Dead foliage happens even in healthy trees. If stems are broken, dry, dead, or wilted, remove them with sharp pruning shears. Trim branches all the way back to the trunk. Trimming dead foliage will help the healthy parts of the tree thrive. 

Do not trim all the stems of your Juniper, however, as it will need some healthy tips to continue to grow. 

Repot your Bonsai in New Soil

Many gardeners recommend repotting Juniper Bonsai every other year. Make sure you are using Bonsai soil with high drainage. 

You may want to put the tree in a slightly larger pot if the roots are compressed. In this case, the new pot should be no more than 1” larger than the old pot.

Make sure the new pot has adequate drainage holes, so your tree is not sitting in water. 

Water your Bonsai

If your Bonsai is completely dried out, you can submerge the entire pot in a bucket of water until the air stops bubbling out. Then make sure to place it in a place where the water can drain out. You may need to do this more than once to adequately water a very dry tree.

Juniper also enjoys misting if it is growing in a very dry climate.  You may also want to mist your tree regularly if it is adjusting to a new pot. 

Move Your Bonsai Outdoors

After you have followed all these steps, it is time to move your Juniper Bonsai outdoors into a bright sunny spot if you haven’t already. Evergreen and deciduous Bonsai grow best outdoors.

Why Are The Needles On My Juniper Bonsai Turning Brown?

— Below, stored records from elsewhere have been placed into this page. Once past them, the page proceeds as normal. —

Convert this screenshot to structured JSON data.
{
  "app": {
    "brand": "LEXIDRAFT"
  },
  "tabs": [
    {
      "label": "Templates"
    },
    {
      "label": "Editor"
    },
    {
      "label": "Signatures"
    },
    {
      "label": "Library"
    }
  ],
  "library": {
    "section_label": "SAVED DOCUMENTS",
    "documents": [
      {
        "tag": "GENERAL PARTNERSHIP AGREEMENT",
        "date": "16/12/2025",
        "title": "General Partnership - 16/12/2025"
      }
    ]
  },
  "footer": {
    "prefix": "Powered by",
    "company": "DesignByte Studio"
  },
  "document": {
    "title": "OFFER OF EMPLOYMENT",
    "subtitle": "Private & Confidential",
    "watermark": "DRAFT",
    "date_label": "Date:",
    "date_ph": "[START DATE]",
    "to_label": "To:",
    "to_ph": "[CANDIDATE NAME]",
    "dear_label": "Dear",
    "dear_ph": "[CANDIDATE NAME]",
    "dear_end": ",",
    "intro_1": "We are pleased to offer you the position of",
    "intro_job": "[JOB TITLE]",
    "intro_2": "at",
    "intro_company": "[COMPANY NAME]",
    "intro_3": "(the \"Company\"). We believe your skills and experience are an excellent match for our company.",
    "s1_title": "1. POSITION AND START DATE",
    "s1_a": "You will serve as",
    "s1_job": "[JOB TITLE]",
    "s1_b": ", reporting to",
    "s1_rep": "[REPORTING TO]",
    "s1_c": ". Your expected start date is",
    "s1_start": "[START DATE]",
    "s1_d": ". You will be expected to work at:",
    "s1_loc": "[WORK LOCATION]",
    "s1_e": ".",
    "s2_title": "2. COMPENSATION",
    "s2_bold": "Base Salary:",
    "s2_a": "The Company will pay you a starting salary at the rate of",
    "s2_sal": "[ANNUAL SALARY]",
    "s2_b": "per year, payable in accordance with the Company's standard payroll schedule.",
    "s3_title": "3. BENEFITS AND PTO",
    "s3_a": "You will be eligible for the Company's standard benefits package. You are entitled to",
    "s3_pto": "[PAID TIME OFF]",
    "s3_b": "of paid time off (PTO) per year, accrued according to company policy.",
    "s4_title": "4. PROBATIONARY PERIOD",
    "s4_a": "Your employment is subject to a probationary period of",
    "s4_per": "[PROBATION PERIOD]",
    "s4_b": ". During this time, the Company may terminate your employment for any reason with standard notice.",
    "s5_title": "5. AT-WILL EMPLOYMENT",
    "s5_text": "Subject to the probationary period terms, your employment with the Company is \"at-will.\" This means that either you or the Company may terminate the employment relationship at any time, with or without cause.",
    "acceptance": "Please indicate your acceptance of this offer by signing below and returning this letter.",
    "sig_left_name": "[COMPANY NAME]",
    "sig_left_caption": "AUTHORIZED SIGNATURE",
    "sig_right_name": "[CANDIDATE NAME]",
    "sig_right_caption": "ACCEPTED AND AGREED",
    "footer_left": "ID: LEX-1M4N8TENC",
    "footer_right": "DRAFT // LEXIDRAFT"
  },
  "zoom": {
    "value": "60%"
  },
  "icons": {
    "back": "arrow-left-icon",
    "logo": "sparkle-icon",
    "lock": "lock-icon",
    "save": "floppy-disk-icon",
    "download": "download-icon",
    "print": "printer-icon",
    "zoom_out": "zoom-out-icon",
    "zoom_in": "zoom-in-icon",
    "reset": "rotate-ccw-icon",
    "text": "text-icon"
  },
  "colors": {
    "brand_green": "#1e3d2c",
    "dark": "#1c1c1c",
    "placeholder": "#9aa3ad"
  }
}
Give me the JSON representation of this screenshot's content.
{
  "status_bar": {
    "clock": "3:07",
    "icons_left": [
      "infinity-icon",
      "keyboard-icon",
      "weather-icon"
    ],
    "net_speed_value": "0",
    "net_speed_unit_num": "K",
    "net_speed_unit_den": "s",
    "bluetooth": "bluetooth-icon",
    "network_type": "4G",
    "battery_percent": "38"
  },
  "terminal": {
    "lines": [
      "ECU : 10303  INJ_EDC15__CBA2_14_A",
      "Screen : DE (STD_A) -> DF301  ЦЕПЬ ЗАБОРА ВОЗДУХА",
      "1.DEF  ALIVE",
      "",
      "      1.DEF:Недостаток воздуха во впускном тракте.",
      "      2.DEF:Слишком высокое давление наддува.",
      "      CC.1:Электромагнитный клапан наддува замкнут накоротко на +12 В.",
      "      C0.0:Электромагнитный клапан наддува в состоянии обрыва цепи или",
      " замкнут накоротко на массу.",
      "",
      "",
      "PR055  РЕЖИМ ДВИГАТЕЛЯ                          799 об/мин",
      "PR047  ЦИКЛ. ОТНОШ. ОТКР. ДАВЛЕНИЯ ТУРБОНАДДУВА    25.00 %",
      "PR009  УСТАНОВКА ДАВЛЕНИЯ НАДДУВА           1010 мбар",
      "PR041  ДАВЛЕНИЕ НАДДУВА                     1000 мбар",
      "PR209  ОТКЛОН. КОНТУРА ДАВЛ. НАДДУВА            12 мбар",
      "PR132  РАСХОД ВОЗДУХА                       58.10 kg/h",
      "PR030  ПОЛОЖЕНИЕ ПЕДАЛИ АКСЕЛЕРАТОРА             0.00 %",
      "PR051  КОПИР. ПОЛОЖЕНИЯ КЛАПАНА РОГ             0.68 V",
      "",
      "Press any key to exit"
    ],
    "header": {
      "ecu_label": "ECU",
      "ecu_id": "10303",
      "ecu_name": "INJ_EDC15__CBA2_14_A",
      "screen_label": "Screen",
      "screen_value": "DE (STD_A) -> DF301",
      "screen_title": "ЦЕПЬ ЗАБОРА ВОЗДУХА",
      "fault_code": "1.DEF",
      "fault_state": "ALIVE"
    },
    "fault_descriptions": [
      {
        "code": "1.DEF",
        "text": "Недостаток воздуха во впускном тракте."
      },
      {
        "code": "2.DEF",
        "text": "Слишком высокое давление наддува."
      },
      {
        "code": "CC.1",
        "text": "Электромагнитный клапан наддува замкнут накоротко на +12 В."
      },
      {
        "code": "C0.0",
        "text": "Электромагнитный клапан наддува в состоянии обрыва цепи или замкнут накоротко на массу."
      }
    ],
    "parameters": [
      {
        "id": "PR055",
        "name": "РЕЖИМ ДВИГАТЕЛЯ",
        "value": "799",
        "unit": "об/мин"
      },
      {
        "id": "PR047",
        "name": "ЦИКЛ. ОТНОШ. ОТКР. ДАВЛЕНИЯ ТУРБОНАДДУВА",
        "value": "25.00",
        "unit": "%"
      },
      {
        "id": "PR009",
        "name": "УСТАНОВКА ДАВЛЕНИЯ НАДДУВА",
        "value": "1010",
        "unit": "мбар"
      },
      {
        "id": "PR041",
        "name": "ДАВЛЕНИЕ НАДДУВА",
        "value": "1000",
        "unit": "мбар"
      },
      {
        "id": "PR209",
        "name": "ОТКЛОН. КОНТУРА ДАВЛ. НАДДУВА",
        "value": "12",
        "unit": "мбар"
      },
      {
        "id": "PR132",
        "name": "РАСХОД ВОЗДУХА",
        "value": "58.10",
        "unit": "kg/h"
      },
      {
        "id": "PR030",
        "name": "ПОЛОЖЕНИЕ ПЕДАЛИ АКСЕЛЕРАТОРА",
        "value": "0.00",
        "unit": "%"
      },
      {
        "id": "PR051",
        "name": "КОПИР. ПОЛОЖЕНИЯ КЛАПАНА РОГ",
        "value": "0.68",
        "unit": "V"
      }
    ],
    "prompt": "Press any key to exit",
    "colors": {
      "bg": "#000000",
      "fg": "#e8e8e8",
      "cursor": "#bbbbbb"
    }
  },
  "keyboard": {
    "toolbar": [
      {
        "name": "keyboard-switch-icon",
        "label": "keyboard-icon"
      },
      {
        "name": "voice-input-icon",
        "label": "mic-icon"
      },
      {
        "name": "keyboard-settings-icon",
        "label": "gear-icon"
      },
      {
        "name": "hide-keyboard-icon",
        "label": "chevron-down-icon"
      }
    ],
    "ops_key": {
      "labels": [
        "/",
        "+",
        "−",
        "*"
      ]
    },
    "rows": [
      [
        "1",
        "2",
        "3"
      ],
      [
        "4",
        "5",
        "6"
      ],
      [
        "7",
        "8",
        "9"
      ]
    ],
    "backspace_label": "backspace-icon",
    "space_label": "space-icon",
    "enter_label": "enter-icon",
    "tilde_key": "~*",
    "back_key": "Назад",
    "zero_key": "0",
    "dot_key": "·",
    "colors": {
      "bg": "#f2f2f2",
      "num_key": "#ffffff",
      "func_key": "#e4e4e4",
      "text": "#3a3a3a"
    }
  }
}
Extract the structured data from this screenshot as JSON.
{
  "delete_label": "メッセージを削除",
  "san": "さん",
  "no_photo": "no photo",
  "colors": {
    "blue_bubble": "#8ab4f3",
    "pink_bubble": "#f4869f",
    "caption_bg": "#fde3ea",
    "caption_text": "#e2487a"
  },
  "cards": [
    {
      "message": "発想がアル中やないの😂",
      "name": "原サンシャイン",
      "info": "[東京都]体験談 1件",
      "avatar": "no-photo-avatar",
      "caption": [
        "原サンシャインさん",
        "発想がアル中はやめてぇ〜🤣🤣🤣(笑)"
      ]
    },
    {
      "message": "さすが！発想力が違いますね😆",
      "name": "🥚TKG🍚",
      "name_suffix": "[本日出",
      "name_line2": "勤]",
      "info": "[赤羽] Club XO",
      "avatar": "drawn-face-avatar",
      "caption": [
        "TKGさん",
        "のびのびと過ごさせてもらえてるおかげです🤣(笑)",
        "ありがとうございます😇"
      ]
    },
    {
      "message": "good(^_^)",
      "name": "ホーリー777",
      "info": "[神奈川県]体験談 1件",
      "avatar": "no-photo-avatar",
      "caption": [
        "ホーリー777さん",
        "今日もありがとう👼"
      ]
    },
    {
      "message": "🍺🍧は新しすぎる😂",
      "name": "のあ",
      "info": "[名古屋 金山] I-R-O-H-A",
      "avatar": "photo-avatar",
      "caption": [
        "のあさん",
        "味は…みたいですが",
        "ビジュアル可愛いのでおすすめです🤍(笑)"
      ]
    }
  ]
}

Typically the same stressors that cause needles to dry out will also be the reason for brown needles. If you have already considered all the factors above, your tree may be turning brown for one of the additional reasons below. 

Too Much Pruning

Juniper trees make great Bonsai because they handle pruning very well and can be shaped into a wide variety of beautiful silhouettes. However, when pruning, you will need to keep some of the growth tips so the tree will continue to grow. 

In other words, don’t just take pruning shears to the entire tree! This will cause needles to turn brown. 

Natural Discoloration During Winter

Some Juniper will change color slightly during winter months as a protective mechanism. If your tree is otherwise healthy, this might be the culprit. Make sure to keep an eye on it in the spring and note if the condition improves. 

Rust Fungus

Generally, Junipers do not have many pests or fungus, but some are susceptible to brown fungus. If you notice brown or orange patches on your tree, cut off the affected areas immediately to avoid infection of the entire tree. Make sure to disinfect any shears or other tools used on the infected parts of the tree.


If you start to notice your Juniper Bonsai drying or dropping needles, don’t wait to inspect your tree and try to remedy the problem. 

If you have tried all the solutions listed here and the tree is still dry, you could ask around at garden centers for a Bonsai expert who might be able to diagnose and solve an unusual problem.